Le premier lancement réussi d’un satellite chinois a eu lieu en 1970, douze ans après les premiers satellites des Grands. On aurait pu croire que l’écart allait se réduire, ou, au pire, se maintenir. Dès le début des années 1960, Mao avait initié un programme très ambitieux, comprenant des vols habités. Mais les priorités ont rapidement changé au profit du seul spatial (et balistique) militaire, l’un des très rares domaines, avec le nucléaire, à être protégé contre les folies destructrices de la Révolution Culturelle. Depuis 1970, les "Premières" de la République Populaire de Chine ont lieu, en moyenne, quarante ans après ce qui a été fait par les pionniers. Curieusement, cet écart sur les points marquants ne se résorbe pas. La première station spatiale permanente chinoise est ainsi prévue pour 2020. C’est d’autant plus surprenant que les moyens attribués par l’Etat chinois ne manquent pas et que l’agence spatiale du pays (CNSA, Chinese National Space Administration) bénéficie d’un défrichage largement disponible, quand il ne s’agit pas, purement et simplement, de transferts de technologie comme ce fut le cas pour les véhicules habités.

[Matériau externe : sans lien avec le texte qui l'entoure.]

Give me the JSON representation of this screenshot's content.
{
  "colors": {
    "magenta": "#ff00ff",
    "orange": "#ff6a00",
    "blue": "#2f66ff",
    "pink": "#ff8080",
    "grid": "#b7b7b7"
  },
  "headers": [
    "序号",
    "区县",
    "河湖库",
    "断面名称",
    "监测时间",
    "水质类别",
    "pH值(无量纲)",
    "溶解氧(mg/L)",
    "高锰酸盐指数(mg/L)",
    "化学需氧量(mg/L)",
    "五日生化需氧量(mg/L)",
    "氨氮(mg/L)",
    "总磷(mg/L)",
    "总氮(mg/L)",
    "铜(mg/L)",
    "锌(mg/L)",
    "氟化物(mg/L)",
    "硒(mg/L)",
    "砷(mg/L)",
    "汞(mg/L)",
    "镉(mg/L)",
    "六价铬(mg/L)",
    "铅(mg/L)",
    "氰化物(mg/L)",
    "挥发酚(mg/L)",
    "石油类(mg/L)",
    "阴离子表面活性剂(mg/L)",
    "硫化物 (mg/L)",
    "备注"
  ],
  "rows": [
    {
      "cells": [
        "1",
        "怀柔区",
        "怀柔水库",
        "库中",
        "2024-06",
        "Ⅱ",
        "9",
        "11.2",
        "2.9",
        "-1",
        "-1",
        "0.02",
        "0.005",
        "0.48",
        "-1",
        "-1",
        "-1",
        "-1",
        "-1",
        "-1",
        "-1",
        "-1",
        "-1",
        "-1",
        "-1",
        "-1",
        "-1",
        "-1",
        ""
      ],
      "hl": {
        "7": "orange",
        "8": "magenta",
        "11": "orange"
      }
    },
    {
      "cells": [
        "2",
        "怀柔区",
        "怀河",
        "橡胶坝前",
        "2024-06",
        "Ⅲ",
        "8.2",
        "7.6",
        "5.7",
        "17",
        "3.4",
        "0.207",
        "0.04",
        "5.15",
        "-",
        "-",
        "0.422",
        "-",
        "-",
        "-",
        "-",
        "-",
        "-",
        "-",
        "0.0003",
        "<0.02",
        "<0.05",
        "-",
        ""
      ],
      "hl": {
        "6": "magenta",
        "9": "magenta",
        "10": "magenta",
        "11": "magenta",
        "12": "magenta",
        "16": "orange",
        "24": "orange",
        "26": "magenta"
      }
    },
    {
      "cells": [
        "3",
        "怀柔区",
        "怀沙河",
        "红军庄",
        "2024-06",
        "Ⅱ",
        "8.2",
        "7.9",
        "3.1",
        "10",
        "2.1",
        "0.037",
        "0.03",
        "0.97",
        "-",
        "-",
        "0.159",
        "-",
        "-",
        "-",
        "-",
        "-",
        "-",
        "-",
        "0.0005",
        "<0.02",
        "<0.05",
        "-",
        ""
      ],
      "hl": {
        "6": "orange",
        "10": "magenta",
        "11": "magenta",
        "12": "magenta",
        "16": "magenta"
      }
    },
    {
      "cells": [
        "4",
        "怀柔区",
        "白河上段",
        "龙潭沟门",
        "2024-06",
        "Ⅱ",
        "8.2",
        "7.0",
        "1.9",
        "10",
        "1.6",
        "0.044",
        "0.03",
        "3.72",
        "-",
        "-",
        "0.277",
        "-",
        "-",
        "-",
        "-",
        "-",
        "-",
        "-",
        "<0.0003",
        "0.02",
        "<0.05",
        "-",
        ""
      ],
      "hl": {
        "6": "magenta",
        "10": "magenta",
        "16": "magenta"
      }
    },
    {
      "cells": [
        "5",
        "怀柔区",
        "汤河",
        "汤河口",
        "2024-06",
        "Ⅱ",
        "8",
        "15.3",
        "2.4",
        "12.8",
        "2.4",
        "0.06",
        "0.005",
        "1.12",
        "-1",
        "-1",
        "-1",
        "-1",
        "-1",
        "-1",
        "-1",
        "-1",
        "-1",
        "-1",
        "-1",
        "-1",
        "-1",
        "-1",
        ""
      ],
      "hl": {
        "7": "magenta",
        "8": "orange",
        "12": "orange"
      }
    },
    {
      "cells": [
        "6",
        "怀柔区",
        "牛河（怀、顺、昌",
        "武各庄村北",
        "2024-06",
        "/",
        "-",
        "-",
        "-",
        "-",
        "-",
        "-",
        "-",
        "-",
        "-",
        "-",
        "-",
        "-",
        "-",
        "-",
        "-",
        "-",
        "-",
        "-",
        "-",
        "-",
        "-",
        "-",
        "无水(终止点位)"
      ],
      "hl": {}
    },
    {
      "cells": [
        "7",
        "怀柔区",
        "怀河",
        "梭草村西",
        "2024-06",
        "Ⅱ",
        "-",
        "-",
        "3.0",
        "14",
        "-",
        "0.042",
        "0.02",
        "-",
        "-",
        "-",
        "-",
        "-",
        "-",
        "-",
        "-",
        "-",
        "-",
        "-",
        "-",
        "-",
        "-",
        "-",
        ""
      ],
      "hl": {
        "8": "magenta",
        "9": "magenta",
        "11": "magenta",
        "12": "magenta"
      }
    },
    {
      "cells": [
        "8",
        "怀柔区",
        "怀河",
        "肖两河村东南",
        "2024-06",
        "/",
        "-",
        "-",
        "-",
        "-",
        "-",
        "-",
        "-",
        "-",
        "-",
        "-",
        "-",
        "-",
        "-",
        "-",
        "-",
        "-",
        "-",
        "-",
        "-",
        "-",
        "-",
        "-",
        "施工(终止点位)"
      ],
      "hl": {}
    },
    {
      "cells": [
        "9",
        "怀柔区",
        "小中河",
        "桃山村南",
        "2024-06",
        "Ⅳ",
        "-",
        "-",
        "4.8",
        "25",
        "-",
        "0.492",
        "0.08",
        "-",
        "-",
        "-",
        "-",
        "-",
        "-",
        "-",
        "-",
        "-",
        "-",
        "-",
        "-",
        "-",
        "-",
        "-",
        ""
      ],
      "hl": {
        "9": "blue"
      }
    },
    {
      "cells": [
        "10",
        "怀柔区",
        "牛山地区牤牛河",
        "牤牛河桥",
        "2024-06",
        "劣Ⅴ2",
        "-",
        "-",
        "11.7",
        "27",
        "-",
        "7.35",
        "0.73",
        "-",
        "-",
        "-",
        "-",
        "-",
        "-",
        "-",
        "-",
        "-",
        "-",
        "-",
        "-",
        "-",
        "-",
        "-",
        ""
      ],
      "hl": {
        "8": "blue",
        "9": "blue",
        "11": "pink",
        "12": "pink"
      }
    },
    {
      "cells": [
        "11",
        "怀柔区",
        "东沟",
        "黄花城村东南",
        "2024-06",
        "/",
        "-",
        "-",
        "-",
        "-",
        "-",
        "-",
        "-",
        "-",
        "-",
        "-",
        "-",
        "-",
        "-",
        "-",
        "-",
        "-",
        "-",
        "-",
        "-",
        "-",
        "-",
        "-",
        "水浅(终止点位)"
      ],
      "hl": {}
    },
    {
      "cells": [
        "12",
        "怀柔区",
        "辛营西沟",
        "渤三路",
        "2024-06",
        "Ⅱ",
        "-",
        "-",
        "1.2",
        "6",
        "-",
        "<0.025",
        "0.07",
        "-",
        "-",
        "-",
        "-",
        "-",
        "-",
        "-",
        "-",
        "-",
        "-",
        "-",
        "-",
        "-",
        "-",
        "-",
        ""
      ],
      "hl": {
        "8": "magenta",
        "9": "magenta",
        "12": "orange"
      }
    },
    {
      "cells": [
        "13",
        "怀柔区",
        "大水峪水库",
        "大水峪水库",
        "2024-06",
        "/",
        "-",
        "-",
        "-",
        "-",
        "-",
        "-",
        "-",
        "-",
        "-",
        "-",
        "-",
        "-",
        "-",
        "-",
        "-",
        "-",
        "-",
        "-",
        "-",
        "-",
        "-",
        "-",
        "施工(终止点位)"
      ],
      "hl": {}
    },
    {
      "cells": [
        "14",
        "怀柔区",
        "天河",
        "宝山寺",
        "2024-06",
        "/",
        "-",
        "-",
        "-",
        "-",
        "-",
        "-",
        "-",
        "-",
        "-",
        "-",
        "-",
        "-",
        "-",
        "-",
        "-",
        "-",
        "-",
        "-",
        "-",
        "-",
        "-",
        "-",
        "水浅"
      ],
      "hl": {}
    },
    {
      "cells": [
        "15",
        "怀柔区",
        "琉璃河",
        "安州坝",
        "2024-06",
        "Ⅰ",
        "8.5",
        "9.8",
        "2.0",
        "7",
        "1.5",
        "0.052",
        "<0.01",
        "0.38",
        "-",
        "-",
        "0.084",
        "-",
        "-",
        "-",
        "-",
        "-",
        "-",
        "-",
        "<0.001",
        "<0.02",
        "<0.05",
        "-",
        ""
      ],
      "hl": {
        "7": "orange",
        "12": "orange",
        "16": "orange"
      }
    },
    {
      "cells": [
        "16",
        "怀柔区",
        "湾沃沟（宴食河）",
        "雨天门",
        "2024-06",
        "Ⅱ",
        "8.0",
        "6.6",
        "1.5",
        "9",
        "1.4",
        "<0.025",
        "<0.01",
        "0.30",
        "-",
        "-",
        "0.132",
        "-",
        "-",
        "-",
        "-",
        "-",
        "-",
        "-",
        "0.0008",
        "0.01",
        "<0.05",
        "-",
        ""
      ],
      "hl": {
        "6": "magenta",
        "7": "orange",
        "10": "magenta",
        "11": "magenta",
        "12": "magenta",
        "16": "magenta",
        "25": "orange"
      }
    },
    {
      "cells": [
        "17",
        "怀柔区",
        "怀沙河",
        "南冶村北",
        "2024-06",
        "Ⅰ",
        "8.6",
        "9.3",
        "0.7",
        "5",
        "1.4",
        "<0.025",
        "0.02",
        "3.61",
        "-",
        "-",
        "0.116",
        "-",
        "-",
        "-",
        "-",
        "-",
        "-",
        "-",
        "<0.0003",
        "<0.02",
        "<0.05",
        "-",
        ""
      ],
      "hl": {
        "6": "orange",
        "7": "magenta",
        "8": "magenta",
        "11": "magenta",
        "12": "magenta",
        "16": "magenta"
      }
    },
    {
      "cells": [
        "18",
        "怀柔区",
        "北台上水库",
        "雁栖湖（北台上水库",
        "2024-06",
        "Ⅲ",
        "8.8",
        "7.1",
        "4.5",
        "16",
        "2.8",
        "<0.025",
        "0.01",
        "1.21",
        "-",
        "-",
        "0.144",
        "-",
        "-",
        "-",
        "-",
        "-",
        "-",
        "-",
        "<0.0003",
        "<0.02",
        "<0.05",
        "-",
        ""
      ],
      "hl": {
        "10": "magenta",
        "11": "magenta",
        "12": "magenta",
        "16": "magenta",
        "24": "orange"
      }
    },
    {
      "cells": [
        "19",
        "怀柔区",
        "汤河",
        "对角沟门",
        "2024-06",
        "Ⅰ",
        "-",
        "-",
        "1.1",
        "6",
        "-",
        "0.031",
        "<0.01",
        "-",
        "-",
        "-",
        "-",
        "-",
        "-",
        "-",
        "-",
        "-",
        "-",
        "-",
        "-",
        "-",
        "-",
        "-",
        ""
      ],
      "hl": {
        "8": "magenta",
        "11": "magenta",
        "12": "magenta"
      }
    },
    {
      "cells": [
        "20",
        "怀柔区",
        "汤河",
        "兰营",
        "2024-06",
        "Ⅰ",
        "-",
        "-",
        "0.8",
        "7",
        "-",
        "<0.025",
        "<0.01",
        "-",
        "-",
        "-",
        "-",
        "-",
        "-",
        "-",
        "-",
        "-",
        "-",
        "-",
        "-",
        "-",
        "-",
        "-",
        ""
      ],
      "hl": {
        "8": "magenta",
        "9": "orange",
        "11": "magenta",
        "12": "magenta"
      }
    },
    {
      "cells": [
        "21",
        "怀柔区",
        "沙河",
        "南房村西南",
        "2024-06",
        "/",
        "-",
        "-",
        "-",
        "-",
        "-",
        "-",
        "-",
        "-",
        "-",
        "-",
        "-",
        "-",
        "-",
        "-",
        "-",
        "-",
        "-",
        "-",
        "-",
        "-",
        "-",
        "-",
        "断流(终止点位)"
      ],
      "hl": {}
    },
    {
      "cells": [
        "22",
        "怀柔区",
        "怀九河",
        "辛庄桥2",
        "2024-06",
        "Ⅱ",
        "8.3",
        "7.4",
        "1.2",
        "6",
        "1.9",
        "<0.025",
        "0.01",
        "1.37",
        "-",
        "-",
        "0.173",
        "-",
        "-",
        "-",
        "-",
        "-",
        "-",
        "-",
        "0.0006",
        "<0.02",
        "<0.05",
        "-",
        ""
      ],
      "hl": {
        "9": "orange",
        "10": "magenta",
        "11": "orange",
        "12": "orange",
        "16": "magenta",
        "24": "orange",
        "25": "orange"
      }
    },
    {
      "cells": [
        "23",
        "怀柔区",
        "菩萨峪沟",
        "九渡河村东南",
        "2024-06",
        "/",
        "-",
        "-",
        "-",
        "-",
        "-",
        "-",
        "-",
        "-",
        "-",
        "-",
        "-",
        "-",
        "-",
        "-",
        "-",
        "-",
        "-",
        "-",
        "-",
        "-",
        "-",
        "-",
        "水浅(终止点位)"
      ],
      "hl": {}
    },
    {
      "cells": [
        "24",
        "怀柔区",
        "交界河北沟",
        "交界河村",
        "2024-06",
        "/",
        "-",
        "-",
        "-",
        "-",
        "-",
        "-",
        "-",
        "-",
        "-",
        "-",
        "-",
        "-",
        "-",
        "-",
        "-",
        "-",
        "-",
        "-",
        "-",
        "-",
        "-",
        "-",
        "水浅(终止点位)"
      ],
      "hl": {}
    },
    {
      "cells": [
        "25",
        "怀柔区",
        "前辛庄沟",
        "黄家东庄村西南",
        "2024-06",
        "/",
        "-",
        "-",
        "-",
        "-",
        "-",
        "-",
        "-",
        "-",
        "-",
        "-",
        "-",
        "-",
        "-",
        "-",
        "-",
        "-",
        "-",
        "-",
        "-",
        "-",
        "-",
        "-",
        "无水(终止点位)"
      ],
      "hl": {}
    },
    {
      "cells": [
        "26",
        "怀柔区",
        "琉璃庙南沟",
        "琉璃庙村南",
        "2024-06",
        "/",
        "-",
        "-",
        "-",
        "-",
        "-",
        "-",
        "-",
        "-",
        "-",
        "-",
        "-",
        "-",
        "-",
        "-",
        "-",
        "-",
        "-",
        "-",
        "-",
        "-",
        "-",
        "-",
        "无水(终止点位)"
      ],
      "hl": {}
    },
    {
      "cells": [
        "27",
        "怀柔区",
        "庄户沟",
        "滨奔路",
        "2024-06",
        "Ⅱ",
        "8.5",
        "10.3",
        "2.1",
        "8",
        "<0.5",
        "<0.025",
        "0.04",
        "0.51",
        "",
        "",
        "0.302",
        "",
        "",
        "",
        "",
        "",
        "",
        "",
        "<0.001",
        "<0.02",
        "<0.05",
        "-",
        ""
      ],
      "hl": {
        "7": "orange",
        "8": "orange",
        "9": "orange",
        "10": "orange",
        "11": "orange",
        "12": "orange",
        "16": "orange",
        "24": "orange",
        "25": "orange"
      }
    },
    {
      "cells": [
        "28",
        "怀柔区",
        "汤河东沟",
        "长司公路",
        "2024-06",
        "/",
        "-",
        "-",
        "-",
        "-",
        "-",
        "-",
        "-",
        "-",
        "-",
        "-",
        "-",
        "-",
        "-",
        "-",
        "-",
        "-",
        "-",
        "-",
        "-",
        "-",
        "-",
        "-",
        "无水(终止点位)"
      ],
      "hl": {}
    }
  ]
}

La Chine fait-elle aujourd’hui partie des grandes puissances spatiales ? Est-elle vraiment au même niveau que les Etats-Unis et l’Europe ?

Il y a aujourd’hui trois puissances spatiales qui sont au dessus des autres. Les Etats-Unis et la Russie ont fait la démonstration de capacités remarquables dans le domaine des vols habités et de l’exploration lointaine, en plus de capacités de lancements de satellites de toutes tailles et de toutes caractéristiques orbitales. L’Europe a suivi un chemin différent. Elle a d’abord voulu rivaliser avec les deux Superpuissances, en espérant se lancer dans des programmes habités. Incapable de travailler de manière unitaire sur ce créneau, elle s’est concentrée sur un autre secteur, celui du lancement de satellites, principalement commerciaux. Elle a fort bien réussi dans ce domaine, au prix d’un abandon de toute ambition d’autonomie dans les vols habités. Les trois grands acteurs ont réussi par la suite à mettre en commun une bonne part de leurs capacités dans certains domaines, comme la station spatiale internationale, tout en continuant de développer trois systèmes concurrents de positionnement par satellite.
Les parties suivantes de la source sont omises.